Lors de mon reportage, je me suis entretenu avec un vieil homme de la localité, installé non loin de la route goudronnée, entouré de son jardin. Assis sur sa chaise, il m’a confié : « Il est difficile de collaborer avec les éleveurs. Leurs animaux détruisent nos arbres, ce qui crée constamment des tensions. Nous ne voulons pas qu’ils s’approchent de nous. » Selon lui, la cohabitation avec ces éleveurs est compliquée, notamment en raison de leurs difficultés à comprendre les enjeux locaux. En cas de différend, il affirme que les éleveurs refusent souvent de reconnaître les dommages causés par leurs animaux.

Le stade de Mandjafa en finition : quel avenir pour les éleveurs ?

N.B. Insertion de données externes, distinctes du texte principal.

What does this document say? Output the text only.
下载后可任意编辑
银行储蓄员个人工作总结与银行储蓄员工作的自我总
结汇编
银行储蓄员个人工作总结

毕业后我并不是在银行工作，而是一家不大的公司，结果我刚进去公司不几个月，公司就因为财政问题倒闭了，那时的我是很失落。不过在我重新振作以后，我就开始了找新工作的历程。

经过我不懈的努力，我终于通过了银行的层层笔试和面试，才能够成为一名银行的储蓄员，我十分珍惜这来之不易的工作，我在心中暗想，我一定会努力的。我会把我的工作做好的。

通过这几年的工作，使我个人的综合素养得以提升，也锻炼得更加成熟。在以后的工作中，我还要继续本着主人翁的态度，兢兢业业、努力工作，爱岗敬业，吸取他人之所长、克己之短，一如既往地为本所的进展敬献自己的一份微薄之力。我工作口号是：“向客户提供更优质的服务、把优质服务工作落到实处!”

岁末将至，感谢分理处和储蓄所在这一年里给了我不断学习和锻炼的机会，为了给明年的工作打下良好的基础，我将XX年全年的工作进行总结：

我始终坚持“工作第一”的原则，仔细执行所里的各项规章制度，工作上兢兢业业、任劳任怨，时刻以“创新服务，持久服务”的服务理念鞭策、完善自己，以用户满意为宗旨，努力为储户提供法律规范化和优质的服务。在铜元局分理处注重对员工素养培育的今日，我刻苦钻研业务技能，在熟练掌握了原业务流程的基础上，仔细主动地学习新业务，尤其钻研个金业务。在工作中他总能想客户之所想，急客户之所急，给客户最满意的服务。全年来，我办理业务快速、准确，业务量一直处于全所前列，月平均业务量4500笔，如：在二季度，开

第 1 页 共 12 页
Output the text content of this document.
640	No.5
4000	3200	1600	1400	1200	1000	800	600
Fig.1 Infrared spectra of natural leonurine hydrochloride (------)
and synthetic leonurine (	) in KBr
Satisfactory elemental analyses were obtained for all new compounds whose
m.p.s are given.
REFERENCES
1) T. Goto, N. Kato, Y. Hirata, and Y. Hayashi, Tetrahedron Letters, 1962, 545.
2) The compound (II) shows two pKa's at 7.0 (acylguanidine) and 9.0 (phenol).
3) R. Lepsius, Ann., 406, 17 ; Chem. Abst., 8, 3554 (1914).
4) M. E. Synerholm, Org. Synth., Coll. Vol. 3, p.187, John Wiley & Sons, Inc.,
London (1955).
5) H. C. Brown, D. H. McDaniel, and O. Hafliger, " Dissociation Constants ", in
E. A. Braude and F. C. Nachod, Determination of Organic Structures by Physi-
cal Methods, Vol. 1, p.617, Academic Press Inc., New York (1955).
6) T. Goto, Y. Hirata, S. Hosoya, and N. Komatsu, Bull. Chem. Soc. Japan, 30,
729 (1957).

Alors que le stade de Mandjafa est en phase de finalisation, une question cruciale se pose : après son inauguration, ce quartier continuera-t-il à accueillir les éleveurs transhumants ? Quelle sera la vie de ces éleveurs qui s’installent chaque année à Mandjafa dans les années à venir ? Ces interrogations soulignent les défis persistants auxquels sont confrontés ces éleveurs, pris entre les aléas climatiques, les conflits sociaux et un avenir incertain.